To put it in context, she’s writing about the transition of vampires from monsters to sympathetic leading characters. She attributes the change to the Twilight books and Anita Blake series, but I think that’s a stretch. Would you really pair Edward or Jean-Claude with Mom and apple pie? Deborah Wilson Overstreet was writing about this evolution before Twilight was even published, in her book Not Your Mother’s Vampire (Twilight came out in the fall of 2005, and Overstreet’s book was published shortly afterwards, in 2006, so it doesn’t mention Twilight), and she described the new, more sympathetic vampire as the “postmodern vampire”, which I think is a more accurate description. The postmodern vampire owes a lot to the media and literary franchise created by Joss Whedon, called Buffy the Vampire Slayer. He (usually he) is more angsty, more likely to land a human soulmate, and may be a little more public- heck, he may be working towards redemption- but he isn’t any less a monster. A sympathetic character, perhaps, but what makes them sexy is the danger. Not the sparkles.

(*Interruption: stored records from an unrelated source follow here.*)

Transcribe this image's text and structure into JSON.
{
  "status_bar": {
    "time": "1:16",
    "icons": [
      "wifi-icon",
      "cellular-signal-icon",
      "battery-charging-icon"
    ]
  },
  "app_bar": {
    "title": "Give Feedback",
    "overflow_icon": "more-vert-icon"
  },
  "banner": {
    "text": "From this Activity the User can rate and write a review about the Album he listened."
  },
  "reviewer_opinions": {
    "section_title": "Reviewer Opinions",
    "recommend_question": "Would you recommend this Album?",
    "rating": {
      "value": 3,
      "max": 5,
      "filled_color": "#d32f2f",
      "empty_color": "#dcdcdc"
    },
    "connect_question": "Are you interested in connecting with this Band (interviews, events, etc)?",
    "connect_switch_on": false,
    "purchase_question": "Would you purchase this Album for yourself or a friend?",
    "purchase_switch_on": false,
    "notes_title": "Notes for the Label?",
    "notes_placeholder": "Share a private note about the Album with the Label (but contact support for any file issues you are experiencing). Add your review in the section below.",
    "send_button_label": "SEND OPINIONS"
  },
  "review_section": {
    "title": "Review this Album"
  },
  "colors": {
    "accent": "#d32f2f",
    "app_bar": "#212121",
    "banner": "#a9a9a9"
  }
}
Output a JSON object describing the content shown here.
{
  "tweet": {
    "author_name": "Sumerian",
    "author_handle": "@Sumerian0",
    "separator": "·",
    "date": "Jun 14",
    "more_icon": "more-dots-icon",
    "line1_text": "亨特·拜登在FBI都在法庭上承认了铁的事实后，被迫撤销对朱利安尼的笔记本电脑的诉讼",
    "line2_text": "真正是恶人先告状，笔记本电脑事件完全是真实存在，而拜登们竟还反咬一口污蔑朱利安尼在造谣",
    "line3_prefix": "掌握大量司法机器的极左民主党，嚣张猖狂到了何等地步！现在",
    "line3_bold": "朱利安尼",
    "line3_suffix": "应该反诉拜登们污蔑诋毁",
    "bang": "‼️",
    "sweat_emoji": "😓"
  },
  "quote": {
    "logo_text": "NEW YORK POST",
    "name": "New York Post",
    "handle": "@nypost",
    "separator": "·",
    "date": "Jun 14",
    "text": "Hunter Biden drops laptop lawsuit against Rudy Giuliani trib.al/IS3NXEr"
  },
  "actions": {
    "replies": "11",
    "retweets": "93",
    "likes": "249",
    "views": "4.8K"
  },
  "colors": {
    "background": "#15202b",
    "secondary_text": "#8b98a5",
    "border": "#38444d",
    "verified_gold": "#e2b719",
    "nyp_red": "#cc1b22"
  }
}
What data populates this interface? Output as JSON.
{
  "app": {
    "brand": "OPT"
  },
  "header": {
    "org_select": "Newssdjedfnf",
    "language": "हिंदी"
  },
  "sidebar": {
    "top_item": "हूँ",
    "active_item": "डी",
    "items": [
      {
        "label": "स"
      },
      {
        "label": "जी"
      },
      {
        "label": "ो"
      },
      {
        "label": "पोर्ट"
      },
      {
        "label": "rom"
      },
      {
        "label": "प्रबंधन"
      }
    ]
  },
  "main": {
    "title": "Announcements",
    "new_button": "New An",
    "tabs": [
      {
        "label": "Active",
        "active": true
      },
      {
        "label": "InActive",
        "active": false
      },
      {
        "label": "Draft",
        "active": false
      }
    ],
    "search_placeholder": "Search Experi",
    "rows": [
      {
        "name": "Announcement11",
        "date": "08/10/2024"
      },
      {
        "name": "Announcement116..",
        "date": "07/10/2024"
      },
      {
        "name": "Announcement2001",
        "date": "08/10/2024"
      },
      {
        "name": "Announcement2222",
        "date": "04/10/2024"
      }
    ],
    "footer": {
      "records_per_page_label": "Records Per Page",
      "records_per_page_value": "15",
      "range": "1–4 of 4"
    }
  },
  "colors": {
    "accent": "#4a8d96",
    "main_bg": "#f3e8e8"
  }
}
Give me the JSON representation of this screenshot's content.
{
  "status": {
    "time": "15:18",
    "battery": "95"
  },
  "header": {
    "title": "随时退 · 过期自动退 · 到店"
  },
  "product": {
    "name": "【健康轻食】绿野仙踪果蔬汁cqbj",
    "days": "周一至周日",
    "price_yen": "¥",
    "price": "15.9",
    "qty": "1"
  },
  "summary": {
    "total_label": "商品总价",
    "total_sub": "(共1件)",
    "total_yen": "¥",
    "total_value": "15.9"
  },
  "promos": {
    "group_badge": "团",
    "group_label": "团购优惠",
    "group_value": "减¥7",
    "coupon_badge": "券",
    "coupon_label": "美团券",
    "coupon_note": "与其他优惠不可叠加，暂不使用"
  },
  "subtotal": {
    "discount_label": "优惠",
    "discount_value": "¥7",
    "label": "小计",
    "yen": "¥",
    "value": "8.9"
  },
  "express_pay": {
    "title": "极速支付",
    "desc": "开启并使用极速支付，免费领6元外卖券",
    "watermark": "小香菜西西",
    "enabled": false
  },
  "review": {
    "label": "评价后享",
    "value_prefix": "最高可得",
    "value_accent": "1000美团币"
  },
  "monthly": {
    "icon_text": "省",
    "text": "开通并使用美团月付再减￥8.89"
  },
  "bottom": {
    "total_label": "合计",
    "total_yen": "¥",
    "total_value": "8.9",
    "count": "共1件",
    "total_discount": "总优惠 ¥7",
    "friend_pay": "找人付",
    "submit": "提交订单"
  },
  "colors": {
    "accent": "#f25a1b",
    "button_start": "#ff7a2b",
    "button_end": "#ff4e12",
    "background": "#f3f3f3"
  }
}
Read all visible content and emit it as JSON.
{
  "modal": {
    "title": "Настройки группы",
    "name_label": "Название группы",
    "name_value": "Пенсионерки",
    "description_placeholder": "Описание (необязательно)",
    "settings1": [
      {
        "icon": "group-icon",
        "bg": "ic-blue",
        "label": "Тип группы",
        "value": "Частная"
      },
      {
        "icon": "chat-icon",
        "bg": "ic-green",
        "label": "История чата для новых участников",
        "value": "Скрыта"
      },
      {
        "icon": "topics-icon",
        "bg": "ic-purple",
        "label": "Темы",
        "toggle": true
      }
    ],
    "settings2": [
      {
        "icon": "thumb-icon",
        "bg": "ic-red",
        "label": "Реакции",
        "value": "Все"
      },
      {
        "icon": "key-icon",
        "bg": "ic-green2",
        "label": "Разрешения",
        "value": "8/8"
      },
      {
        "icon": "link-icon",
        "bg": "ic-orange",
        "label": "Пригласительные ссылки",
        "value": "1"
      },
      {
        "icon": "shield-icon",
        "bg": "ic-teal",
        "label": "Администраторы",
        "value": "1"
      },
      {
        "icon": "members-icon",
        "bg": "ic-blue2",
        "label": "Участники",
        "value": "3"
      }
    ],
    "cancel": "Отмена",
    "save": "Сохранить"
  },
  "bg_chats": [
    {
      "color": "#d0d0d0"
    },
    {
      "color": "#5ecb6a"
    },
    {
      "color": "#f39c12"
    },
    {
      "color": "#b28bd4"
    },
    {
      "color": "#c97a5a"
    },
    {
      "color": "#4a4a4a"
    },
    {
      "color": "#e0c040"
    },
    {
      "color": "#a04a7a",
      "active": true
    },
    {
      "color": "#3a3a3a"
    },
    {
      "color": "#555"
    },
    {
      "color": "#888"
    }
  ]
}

Of course, there are differences between the scholarly book Overstreet produced in the pre-Twilight days and O’Brien-Matthews’ guide to readers’ advisory for practicing librarians looking for immediate references. O’Brien-Matthews isn’t doing critical literary analysis- that would be WAY outside the scope of her book, which still has to cover an extremely broad field of literature for some very busy people. But all-American hero? Isn’t it enough to be a sympathetic protagonist in the world of the book?